Changing the hand written loop to compare title with a std::string gives this result:

 Performance counter stats for './a.out':

   13 971 299 475      branch-instructions                                  
    1 449 744 816      branch-misses             #   10,38% of all branches         
   51 964 400 535      cpu-cycles                                           
   39 992 503 929      instructions              #    0,77  insn per cycle  

     17,448599597 seconds time elapsed

So, it is better performing. Not much. But it is. However, the hand written loop gets copied all over the code base, the algorithm and higher order functions do not. The performance bug could've been made in the has_title() function as well, but it would be one place to fix, not many. Likewise, the elements_matching() algorithm could be optimised, for example with partial loop unrolling to do several comparisons per revolution. That too would be an effort spent once in one place, and not all over the code.

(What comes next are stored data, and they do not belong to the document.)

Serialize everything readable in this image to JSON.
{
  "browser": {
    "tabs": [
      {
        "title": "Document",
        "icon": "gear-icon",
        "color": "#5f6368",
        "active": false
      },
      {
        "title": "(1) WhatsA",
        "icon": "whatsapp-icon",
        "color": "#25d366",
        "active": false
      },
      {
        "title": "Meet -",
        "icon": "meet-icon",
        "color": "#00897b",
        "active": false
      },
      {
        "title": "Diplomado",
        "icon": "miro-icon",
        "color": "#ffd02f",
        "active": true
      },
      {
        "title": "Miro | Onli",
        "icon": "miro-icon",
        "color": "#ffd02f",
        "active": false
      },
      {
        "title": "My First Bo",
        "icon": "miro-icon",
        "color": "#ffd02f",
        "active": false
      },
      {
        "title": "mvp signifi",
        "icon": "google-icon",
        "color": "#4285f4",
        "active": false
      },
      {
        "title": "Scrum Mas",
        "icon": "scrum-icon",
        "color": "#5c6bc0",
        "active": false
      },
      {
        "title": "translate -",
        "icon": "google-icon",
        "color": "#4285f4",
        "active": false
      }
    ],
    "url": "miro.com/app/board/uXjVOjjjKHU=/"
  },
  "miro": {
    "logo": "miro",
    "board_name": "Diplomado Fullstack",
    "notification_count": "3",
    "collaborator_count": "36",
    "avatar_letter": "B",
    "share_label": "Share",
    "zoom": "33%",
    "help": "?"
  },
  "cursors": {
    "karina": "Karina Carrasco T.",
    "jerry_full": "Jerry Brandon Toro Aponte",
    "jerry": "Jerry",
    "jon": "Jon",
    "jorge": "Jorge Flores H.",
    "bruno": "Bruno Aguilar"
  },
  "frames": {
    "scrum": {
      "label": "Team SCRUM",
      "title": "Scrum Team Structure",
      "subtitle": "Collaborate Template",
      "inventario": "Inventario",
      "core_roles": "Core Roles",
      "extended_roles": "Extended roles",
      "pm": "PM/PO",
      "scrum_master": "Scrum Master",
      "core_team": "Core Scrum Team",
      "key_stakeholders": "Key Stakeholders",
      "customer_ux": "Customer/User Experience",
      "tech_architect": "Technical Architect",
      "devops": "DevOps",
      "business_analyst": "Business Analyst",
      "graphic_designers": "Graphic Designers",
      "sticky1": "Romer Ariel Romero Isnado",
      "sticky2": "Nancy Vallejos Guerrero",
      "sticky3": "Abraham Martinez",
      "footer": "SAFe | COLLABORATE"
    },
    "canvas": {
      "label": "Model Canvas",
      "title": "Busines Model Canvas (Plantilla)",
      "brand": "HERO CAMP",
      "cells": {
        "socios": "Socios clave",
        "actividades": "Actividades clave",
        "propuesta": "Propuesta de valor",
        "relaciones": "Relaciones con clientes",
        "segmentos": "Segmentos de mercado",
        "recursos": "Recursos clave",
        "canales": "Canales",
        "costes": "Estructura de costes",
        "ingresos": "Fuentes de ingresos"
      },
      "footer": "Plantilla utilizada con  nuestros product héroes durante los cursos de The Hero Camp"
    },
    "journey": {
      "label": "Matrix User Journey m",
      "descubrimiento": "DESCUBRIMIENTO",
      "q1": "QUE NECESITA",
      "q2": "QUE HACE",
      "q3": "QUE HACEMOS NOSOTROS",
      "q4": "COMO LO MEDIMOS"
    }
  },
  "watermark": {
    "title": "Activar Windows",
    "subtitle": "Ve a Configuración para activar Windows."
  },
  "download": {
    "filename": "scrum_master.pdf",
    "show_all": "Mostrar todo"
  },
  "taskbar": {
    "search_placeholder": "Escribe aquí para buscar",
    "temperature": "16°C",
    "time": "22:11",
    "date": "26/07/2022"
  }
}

That was the results with clang++-3.9. Let's see how g++ 6.2 fares in comparison. First the higher order function version:

 Performance counter stats for './a.out':

   14 006 122 557      branch-instructions                                      
    1 027 464 337      branch-misses             #    7,34% of all branches         
   43 066 722 628      cpu-cycles                                               
   44 394 114 000      instructions              #    1,03  insn per cycle      

     14,505986613 seconds time elapsed

And then the hand written loop, with the fix to compare with std::string:

 Performance counter stats for './a.out':

   14 039 057 224      branch-instructions                                       
    1 852 376 974      branch-misses             #   13,19% of all branches         
   58 797 998 124      cpu-cycles                                                
   40 858 411 471      instructions              #    0,69  insn per cycle       

     19,743206041 seconds time elapsed

Here it's clear that gcc does a slightly worse job than clang with optimising the hand written loop, but does a substantially better job at optimising the higher order function version.

As can be seen, the exact result does vary between compilers, but the chances of losing any performance to speak of when using higher order functions are small, and there is the potential for very noticeable performance gains.

So, use algorithms and use higher order functions, for code clarity and for performance.